For each asset, empirical quantiles were computed and compared to the corresponding theoretical quantiles via Q–Q plots. As shown in Figure 3, Panel(Figure 3), and Figure 4, Panel(Figure 4), the Q–Q plots exhibit smooth, linear trends, indicating a strong alignment between the empirical and the theoretical GTS distributions.

Remark 3. 

In a quantile-quantile (Q-Q) plot, the quantiles of an observed distribution are plotted against the quantiles of the theoretical distribution. If the two distributions are similar, then the quantiles will also be similar, and the points will fall close to the line $X=Y$. Any deviation from the $X=Y$ reveals how the distributions differ [28,29].

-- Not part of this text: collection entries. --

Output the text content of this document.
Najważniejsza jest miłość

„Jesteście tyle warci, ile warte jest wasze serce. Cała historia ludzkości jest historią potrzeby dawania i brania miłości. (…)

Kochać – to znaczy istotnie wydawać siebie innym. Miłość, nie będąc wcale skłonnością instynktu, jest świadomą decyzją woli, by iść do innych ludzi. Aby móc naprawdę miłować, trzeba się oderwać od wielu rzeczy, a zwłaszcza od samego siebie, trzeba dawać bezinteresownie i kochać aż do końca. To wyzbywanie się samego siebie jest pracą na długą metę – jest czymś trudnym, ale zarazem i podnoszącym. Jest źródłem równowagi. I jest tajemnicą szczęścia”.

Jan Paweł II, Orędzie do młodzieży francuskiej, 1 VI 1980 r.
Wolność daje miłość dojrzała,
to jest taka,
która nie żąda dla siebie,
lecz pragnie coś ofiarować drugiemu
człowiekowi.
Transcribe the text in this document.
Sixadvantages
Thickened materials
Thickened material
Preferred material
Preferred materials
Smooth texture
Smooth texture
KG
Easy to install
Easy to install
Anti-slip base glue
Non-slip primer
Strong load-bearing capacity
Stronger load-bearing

• Q-Q Plots and Skewed Distributions: the distribution is left-skewed when the Q-Q plot would be concave downward; the distribution is right-skewed when the data show a U-shaped or "humped" pattern; and a Q-Q plot of any symmetric distribution is typically symmetric and linear in the center of the data.
• Q-Q Plots and Short-Tailed Distributions: Short-tailed distributions may show an S-shaped curve, but the more specific characteristic is the deviation from the straight line in the opposite direction at the tails compared to long tails ( above the line in the lower tail and below the line in the upper tail).
• Q-Q Plots and Long-Tailed Distributions[30]:Long-tailed distributions typically show deviations from the straight line at both ends of the Q-Q plot, where the lower tail turns downward and the upper tail curves upward.
• S-shaped Curves in Q-Q Plotscan indicate several things, including: Heavier tails than the theoretical distribution, Light tails, and systematic differences between the distributions being compared.

7. Conclusions

This study presents a comprehensive review and empirical implementation of the inverse tail integral representation and short noise representation for the Generalized Tempered Stable (GTS) distribution. We demonstrate how these approaches can generate realistic samples from heavy-tailed distributions that are well-suited to the erratic behavior of cryptocurrency markets. The simulation results showed that the series representation methods provided not only a theoretically sound but also a practically viable method for simulating financial data with complex statistical features. Our findings reinforce the practical utility of the Generalized Tempered Stable (GTS) models and series-based simulation in accurately reflecting the dynamic nature of cryptocurrency markets.